Does 0.999… really equal 1?

I keep being told 0.999… = 1, but my brain insists there’s a teeny crumb of difference-how do you actually show they’re the same, and is there a quick rule for which fractions become repeating decimals versus ones that politely stop?

3 Responses

  1. 0.999… really is 1: if x = 0.999…, then 10x = 9.999… so 9x = 9 and x = 1 (same as the geometric series 9/10 + 9/100 + … summing to 1-no crumbs left!). A reduced fraction a/b terminates in base 10 exactly when b’s prime factors are only 2s and 5s; otherwise it repeats-hope this helps!

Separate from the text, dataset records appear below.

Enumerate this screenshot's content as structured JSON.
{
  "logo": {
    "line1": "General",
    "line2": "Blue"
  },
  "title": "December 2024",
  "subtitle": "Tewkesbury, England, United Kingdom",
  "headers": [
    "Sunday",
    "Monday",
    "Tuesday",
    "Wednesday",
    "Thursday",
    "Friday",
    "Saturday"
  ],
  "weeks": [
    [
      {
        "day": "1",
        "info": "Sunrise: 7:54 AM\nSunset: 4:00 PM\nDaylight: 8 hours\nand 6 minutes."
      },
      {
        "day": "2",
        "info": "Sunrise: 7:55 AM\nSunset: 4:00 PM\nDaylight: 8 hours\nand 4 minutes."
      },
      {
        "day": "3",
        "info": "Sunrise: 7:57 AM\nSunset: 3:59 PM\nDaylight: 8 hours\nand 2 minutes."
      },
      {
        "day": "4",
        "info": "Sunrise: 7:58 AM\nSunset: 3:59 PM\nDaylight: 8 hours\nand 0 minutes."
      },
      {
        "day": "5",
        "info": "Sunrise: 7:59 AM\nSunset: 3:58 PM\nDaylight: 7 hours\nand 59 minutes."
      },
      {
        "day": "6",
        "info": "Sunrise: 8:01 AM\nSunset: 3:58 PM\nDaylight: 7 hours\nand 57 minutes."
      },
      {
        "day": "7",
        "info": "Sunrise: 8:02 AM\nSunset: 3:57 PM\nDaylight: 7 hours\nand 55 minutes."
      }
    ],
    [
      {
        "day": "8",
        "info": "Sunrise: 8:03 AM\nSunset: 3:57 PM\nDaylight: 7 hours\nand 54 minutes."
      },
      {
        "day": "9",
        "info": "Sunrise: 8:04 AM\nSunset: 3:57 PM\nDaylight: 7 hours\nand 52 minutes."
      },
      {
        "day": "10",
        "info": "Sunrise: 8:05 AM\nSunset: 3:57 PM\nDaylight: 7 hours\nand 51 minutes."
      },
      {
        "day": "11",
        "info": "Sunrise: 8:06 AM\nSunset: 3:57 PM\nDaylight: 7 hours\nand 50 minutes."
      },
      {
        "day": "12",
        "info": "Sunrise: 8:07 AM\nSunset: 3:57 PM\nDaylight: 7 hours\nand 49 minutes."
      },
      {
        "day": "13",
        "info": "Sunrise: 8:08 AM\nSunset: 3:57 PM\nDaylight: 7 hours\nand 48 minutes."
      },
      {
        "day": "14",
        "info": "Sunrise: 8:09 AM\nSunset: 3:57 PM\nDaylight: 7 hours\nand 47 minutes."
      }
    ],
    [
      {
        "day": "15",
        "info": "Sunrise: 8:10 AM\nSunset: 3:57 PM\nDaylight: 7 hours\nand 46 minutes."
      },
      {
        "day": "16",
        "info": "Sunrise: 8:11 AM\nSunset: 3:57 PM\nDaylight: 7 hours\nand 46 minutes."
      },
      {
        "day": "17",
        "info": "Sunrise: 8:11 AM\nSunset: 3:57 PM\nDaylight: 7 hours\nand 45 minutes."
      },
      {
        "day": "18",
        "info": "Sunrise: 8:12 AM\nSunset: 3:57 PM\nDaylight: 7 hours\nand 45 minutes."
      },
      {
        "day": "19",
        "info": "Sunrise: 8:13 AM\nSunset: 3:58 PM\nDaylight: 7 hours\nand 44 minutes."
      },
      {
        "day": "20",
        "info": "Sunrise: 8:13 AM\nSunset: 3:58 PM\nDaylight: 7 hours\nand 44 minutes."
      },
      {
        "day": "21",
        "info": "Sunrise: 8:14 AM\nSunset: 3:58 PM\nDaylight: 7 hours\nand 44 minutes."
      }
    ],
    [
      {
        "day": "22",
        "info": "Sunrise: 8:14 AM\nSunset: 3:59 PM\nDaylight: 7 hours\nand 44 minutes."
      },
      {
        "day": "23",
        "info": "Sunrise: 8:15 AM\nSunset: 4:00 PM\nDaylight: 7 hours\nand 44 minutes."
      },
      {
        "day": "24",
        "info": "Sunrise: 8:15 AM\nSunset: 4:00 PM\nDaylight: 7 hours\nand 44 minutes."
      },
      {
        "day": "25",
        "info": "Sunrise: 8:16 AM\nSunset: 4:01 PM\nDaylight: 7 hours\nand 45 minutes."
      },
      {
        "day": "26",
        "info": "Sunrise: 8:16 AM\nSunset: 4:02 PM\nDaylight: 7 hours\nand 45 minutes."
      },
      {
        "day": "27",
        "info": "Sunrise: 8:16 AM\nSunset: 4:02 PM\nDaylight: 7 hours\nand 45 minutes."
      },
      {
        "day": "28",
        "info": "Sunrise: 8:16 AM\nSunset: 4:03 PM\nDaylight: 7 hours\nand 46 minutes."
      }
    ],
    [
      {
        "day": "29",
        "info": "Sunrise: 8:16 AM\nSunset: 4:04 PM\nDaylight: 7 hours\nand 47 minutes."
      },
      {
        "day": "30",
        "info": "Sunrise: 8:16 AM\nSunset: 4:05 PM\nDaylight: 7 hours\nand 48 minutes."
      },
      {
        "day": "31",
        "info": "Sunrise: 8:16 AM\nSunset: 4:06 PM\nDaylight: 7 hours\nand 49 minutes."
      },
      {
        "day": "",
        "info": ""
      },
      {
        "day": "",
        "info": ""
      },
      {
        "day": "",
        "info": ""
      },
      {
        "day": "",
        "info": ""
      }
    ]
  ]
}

  2. I used to swear there was a tiny gap, but nope-let x = 0.999…, then 10x = 9.999…, so 10x − x = 9 ⇒ 9x = 9 ⇒ x = 1. A reduced fraction has a terminating decimal iff its denominator’s prime factors are only 2s and/or 5s (e.g., 1/8 = 0.125 stops, 1/6 = 0.1666… repeats); neat explainer: https://www.mathsisfun.com/numbers/0.999….html

  3. That “teeny crumb” feeling is super common-I had it too! Here’s the clean punchline: let x = 0.999…; then 10x = 9.999…, so 10x − x = 9, which means 9x = 9 and x = 1. Another way: 0.999… is 9/10 + 9/100 + 9/1000 + …, a geometric series whose sum is exactly 1. If there were a crumb c = 1 − 0.999…, it would have to be smaller than 1/10, 1/100, 1/1000, and so on-all at once. The only number smaller than every one of those is 0. So there’s no crumb hiding; 0.999… and 1 are the same point on the number line. Think of topping up a glass: first 90% full, then add 9%, then 0.9%, then 0.09%… those splashes land you exactly at 100%, not almost.

    For which fractions “stop” and which “repeat,” there’s a neat rule. Reduce the fraction a/b to lowest terms. In base 10, the decimal terminates if and only if the denominator b has no prime factors other than 2 or 5 (because 10 = 2 × 5). So 3/8 = 0.375 and 7/20 = 0.35 terminate, while 1/6 = 0.1666…, 2/15 = 0.1333…, and 4/45 = 0.0888… repeat (their denominators bring in a factor of 3). Every rational number’s decimal either stops or eventually cycles-no middle ground.